We can easily do it with vectors & matrices: We are given A,B,A',B', where |A|=|B|=|A'|=|B'|. R(A)=A', R(B)=B'. Because the rotation R is rigid, we know that R(AxB) = A'xB' = R(A)xR(B) Assuming that B is not a multiple of A, we can form the 3x3 matrices R=matrix(A,B,AxB) and R'=matrix(A',B',A'xB'). Our answer is then the matrix product R^-1 R' = matrix(A,B,AxB)^-1 matrix(A',B',A'xB') You are now free to convert this _orthogonal_ matrix into a quaternion at your leisure. (Although AxB, A'xB' are not unit vectors, hence R,R' are not orthogonal matrices, nevertheless, R^-1 R' _is_ orthogonal.) (Contrary to Knuth, I did actually try this on some numbers & it worked!) At 04:25 AM 6/7/2014, Dan Asimov wrote:
In almost all cases, V := (A-A')x(B-B') will be a vector in the direction of the axis of rotation. Knowing V makes it easy to project say A and A' onto the perpendicular plane to C to determine the angle T.

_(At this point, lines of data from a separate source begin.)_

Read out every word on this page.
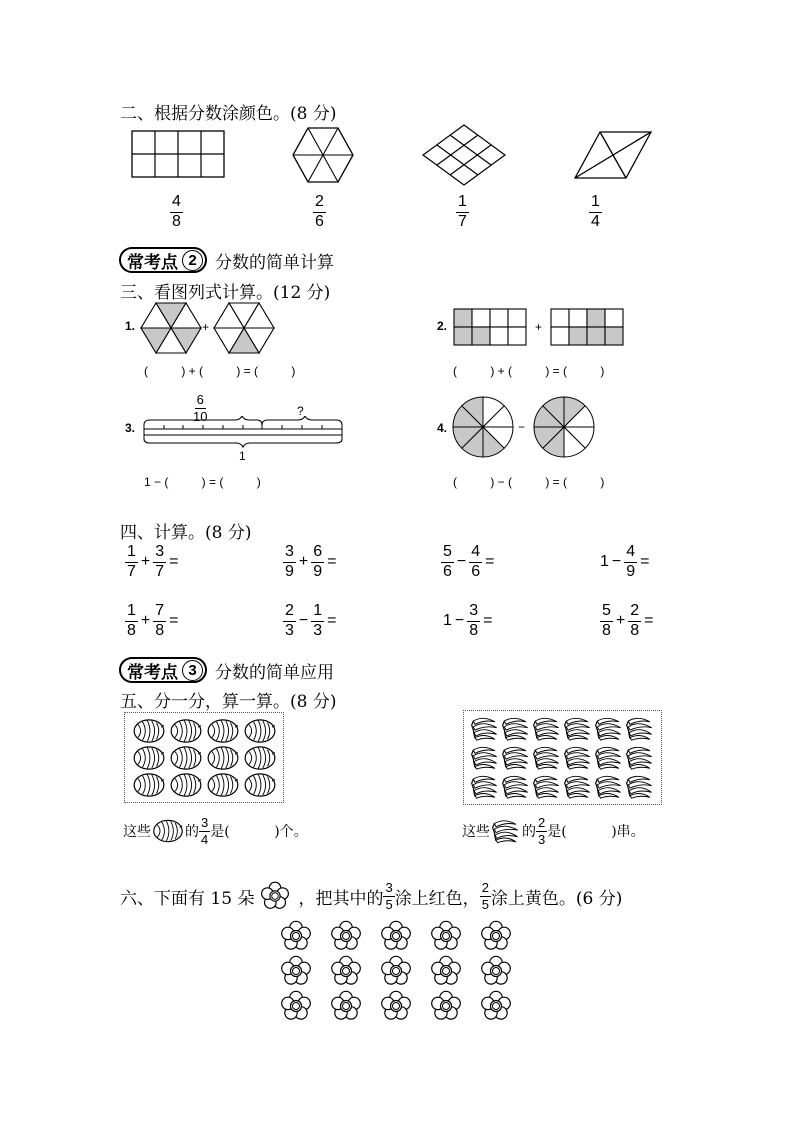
二、根据分数涂颜色。(8 分)
$\frac{4}{8}$	$\frac{2}{6}$	$\frac{1}{7}$	$\frac{1}{4}$
常考点 2	分数的简单计算
三、看图列式计算。(12 分)
1.	+
(          ) + (          ) = (          )
2.	+
(          ) + (          ) = (          )
3.
$\frac{6}{10}$	?
1
1 − (          ) = (          )
4.	−
(          ) − (          ) = (          )
四、计算。(8 分)
$\frac{1}{7} + \frac{3}{7}$ =	$\frac{3}{9} + \frac{6}{9}$ =	$\frac{5}{6} - \frac{4}{6}$ =	$1 - \frac{4}{9}$ =
$\frac{1}{8} + \frac{7}{8}$ =	$\frac{2}{3} - \frac{1}{3}$ =	$1 - \frac{3}{8}$ =	$\frac{5}{8} + \frac{2}{8}$ =
常考点 3	分数的简单应用
五、分一分，算一算。(8 分)
这些 的 $\frac{3}{4}$ 是(          )个。	这些 的 $\frac{2}{3}$ 是(          )串。
六、下面有 15 朵	，把其中的 $\frac{3}{5}$ 涂上红色， $\frac{2}{5}$ 涂上黄色。(6 分)
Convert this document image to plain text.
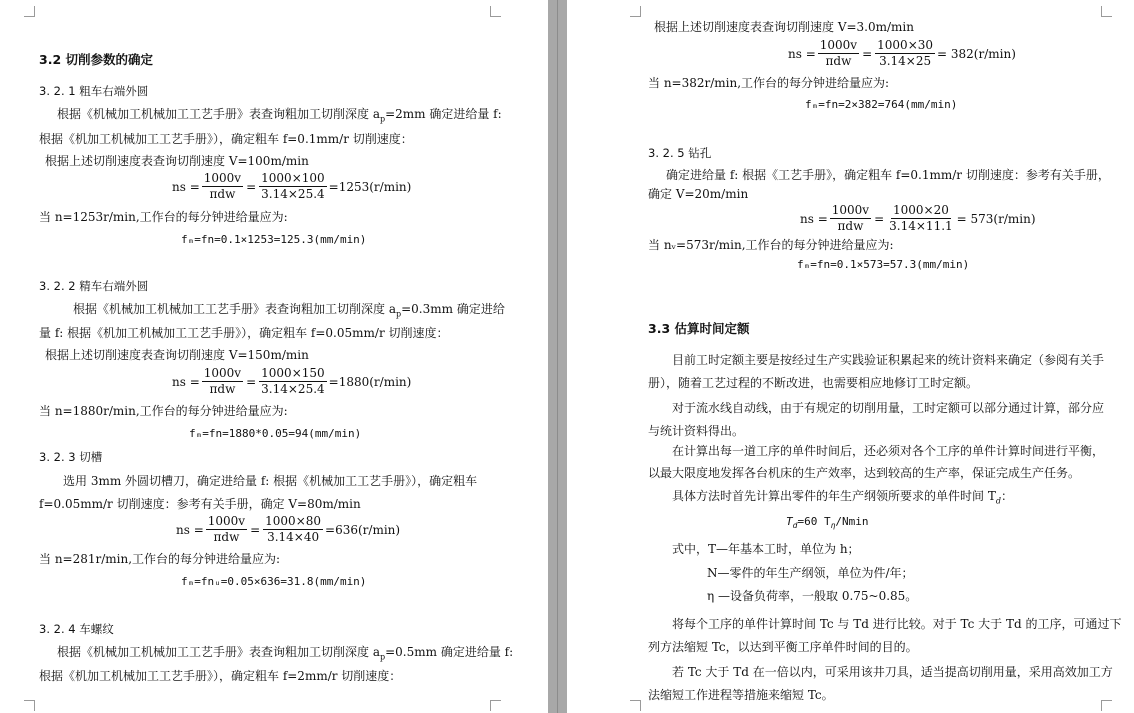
3.2 切削参数的确定
3. 2. 1 粗车右端外圆
根据《机械加工机械加工工艺手册》表查询粗加工切削深度 $a_p=2mm$ 确定进给量 f:
根据《机加工机械加工工艺手册》），确定粗车 f=0.1mm/r 切削速度：
根据上述切削速度表查询切削速度 V=100m/min
ns = $\frac{1000v}{\text{πdw}} = \frac{1000\times 100}{3.14\times 25.4} =1253(r/\min)$
当 n=1253r/min,工作台的每分钟进给量应为:
fₘ=fn=0.1×1253=125.3(mm/min)
3. 2. 2 精车右端外圆
根据《机械加工机械加工工艺手册》表查询粗加工切削深度 $a_p=0.3mm$ 确定进给
量 f: 根据《机加工机械加工工艺手册》），确定粗车 f=0.05mm/r 切削速度：
根据上述切削速度表查询切削速度 V=150m/min
ns = $\frac{1000v}{\text{πdw}} = \frac{1000\times 150}{3.14\times 25.4} =1880(r/\min)$
当 n=1880r/min,工作台的每分钟进给量应为:
fₘ=fn=1880*0.05=94(mm/min)
3. 2. 3 切槽
选用 3mm 外圆切槽刀，确定进给量 f: 根据《机械加工工艺手册》），确定粗车
f=0.05mm/r 切削速度：参考有关手册，确定 V=80m/min
ns = $\frac{1000v}{\text{πdw}} = \frac{1000\times 80}{3.14\times 40} =636(r/\min)$
当 n=281r/min,工作台的每分钟进给量应为:
fₘ=fnᵤ=0.05×636=31.8(mm/min)
3. 2. 4 车螺纹
根据《机械加工机械加工工艺手册》表查询粗加工切削深度 $a_p=0.5mm$ 确定进给量 f:
根据《机加工机械加工工艺手册》），确定粗车 f=2mm/r 切削速度：
根据上述切削速度表查询切削速度 V=3.0m/min
ns = $\frac{1000v}{\text{πdw}} = \frac{1000\times 30}{3.14\times 25} = 382(r/\min)$
当 n=382r/min,工作台的每分钟进给量应为:
fₘ=fn=2×382=764(mm/min)
3. 2. 5 钻孔
确定进给量 f: 根据《工艺手册》，确定粗车 f=0.1mm/r 切削速度：参考有关手册，
确定 V=20m/min
ns = $\frac{1000v}{\text{πdw}} = \frac{1000\times 20}{3.14\times 11.1} = 573(r/\min)$
当 nᵥ=573r/min,工作台的每分钟进给量应为:
fₘ=fn=0.1×573=57.3(mm/min)
3.3 估算时间定额
目前工时定额主要是按经过生产实践验证积累起来的统计资料来确定（参阅有关手
册），随着工艺过程的不断改进，也需要相应地修订工时定额。
对于流水线自动线，由于有规定的切削用量，工时定额可以部分通过计算，部分应
与统计资料得出。
在计算出每一道工序的单件时间后，还必须对各个工序的单件计算时间进行平衡，
以最大限度地发挥各台机床的生产效率，达到较高的生产率，保证完成生产任务。
具体方法时首先计算出零件的年生产纲领所要求的单件时间 $T_d$：
$T_d=60$ $T_\eta$/Nmin
式中，T—年基本工时，单位为 h；
N—零件的年生产纲领，单位为件/年；
η —设备负荷率，一般取 0.75~0.85。
将每个工序的单件计算时间 Tc 与 Td 进行比较。对于 Tc 大于 Td 的工序，可通过下
列方法缩短 Tc，以达到平衡工序单件时间的目的。
若 Tc 大于 Td 在一倍以内，可采用该井刀具，适当提高切削用量，采用高效加工方
法缩短工作进程等措施来缩短 Tc。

The remaining cases should be easy to exclude or deal with.
--Dan
On Jun 7, 2014, at 1:32 AM, Robert Smith <quad@symbo1ics.com> wrote:
Let A and B be unit vectors in R^3. Suppose they are rotated about some vector V by an angle T, resulting in A' and B' respectively. What are V and T?
I set up a quadratic system using quaternions and got a result that was 3 million terms large. Am I missing something?